Tesco plans to make Club Card a “common currency” across all its brands and services – from banking to its Giraffe coffee shops. The group is also launching digital Club Card later this year to tap into growing customer use of mobile devices such as smart phones.

The company hopes to tap into social media trends and has even gone as far as launching Orchard, its own social network. According to UK MD Chris Bush, Orchard allows Tesco’s “most engaged” customers and colleagues to connect. It already has 50,000 members and is “on track” to hit 100,000 by the end of the year, he suggested.

For these efforts to prove commercially successful, Tesco also needs to get the basics of retail right. This, Bush insisted, remains at the forefront for Tesco management.

“To lead in the new era we have to create the most compelling offer for our customers,” Bush insisted. First of all, this means hitting the mark on price, quality, range and service.

Tesco has made strides in this direction since it launched its turnaround plan two years ago, Bush said.

The company has relaunched its private label lines, the “mojo” has returned to the buying teams, and Tesco is investing more money getting people onto the shop floor. The group has also evolved its pricing strategy to focus on every day low prices over promotions, and Tesco said yesterday that it will back this up with an incremental investment of GBP200m.

In order to tackle the sales decline at its big box outlets, where sales slipped by 3.1% last year, the group is intent on making them destination stores “worth the trip”.

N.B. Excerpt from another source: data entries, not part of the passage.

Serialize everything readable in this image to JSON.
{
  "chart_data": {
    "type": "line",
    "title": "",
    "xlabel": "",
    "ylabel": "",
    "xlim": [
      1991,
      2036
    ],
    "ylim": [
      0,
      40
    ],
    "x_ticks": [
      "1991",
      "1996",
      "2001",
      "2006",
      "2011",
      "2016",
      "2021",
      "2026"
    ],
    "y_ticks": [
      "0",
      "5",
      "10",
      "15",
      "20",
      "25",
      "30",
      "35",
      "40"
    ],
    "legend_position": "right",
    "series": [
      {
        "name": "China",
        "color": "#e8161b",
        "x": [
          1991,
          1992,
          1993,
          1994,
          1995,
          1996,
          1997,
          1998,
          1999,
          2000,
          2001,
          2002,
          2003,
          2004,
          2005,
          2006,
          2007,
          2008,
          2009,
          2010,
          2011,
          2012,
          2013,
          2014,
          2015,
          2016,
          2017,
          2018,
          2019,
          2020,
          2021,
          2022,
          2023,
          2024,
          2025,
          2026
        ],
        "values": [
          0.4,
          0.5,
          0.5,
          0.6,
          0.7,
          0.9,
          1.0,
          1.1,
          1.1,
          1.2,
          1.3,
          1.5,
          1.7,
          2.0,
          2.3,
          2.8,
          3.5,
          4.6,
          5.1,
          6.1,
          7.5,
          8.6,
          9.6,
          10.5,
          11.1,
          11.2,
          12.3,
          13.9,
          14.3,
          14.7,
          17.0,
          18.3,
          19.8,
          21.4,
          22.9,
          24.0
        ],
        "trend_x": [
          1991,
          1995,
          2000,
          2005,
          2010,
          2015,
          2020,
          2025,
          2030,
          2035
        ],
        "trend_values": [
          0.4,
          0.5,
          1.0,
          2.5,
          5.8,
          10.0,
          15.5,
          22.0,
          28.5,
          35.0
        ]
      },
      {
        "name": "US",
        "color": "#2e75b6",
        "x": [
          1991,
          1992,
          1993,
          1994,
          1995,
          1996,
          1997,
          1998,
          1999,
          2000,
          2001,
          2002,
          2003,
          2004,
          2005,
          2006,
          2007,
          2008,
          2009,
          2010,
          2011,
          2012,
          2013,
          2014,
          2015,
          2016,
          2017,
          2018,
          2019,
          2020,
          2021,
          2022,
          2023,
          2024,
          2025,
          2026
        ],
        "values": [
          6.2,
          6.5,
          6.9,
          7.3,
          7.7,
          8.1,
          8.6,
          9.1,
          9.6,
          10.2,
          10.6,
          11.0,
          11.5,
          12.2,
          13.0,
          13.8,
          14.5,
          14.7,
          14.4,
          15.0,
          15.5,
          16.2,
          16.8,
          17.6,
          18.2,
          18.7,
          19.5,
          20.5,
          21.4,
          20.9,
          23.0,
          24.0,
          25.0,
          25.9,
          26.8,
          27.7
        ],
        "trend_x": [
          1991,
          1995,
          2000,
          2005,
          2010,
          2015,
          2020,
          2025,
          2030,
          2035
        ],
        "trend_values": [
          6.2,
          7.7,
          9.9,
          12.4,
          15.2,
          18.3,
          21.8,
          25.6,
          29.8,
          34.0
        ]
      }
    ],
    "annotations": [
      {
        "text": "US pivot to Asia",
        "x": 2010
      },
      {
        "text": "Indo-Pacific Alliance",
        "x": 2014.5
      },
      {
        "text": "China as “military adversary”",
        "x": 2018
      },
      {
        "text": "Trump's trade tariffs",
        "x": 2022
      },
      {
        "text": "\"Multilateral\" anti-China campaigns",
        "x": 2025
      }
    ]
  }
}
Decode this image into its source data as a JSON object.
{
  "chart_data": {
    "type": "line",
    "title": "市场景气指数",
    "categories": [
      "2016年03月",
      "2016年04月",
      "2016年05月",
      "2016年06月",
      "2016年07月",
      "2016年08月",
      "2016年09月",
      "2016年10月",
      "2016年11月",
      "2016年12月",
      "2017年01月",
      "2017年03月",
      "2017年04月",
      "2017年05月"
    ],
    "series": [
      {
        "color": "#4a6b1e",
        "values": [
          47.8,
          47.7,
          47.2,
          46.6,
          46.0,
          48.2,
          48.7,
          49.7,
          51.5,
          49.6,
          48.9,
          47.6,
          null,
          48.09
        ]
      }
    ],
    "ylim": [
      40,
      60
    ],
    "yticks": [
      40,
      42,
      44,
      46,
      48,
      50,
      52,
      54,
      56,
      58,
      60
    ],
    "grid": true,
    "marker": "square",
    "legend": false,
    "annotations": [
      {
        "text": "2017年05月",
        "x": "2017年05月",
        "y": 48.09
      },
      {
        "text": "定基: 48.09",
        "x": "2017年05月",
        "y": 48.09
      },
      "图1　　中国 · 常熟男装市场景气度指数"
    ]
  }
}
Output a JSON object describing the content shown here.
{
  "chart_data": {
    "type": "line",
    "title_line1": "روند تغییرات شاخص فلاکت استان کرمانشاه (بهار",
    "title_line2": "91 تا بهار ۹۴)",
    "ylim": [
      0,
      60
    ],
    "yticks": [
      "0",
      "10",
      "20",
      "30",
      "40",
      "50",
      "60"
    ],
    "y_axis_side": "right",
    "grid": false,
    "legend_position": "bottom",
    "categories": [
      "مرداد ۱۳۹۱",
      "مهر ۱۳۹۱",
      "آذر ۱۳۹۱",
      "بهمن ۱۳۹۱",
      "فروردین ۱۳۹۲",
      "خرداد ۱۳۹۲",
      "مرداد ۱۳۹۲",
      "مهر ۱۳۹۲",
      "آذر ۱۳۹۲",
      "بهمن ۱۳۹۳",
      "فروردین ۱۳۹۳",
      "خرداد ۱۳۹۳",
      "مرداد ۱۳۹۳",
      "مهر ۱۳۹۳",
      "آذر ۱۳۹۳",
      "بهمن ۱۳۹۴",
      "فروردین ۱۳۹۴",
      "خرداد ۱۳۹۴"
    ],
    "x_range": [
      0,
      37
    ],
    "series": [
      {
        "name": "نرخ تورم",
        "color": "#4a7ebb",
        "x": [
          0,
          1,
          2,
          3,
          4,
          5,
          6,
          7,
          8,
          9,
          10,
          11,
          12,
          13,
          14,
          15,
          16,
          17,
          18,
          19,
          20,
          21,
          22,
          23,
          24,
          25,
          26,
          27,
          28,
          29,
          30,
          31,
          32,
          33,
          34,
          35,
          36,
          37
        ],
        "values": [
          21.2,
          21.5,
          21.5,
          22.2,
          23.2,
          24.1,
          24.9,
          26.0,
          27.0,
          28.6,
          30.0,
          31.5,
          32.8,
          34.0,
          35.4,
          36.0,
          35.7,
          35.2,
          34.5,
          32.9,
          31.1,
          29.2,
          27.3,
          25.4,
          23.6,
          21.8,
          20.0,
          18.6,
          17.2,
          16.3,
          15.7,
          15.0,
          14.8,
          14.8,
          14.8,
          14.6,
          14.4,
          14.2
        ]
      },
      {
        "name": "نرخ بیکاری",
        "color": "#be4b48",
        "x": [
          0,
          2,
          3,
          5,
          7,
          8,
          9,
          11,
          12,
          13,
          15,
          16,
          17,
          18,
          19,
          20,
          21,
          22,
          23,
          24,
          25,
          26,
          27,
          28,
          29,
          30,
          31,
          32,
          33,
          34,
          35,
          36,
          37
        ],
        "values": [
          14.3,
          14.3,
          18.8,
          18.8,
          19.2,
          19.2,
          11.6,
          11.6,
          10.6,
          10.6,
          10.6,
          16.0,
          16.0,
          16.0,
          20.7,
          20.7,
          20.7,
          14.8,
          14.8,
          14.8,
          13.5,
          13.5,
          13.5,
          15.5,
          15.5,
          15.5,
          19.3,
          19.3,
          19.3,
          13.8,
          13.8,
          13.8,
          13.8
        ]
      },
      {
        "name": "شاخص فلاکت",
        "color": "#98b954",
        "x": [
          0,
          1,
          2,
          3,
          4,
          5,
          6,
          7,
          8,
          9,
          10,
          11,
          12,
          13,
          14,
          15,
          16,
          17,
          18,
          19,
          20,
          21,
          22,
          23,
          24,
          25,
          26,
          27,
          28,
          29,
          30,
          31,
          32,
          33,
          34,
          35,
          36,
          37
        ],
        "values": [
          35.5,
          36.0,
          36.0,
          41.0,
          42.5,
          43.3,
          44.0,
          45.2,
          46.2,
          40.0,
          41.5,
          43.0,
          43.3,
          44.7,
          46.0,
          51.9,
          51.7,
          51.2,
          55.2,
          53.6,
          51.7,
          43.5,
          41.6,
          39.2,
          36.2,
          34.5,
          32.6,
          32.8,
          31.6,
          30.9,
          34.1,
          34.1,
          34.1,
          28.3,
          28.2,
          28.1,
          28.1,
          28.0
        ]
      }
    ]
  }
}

To deliver on all these fronts will obviously require a significant investment from Tesco. However, management insisted that it remains committed to its margin model and actually reduced its projected capital expenditure for the coming three years to “no more” than GBP2.5bn.

Tesco will achieve this through a combination of efficiency savings and by scaling back its store opening programme at home and overseas.

But Tesco’s drive to deliver a “seamless multichannel offer” is a long term play.

According to Cantor analyst Mike Dennis, the company appears to be struggling to turnaround the bricks part of the bricks and clicks model. 

“In our view Tesco’s investor seminar imparted little new information on how the c.83% of UK sales that are currently under performing the grocery market, are going to recover,” Dennis observed.

While Tesco said it would accelerate its store refresh programme, with a target of having refreshed its entire UK store base by 2017, Dennis remained sceptical that the group’s efforts will pay off.

Sales at Tesco’s larger stores are continuing their decent “despite 33% of the store estate already being refreshed and many key own label ranges (Everyday value/Finest/Health Living) re-launched in 2013”, he emphasised.

“Tesco’s UK strategy, in our view, remains unconvincing given the level of sales decline in large UK store sales volumes and the fact that operating costs are rising.”

Without doubt, it will take time for Tesco’s ambition to deepen its engagement with customers to feed through to a sales uplift. And, even then, it is unclear what impact this could have on Tesco’s troublesome large footprint stores.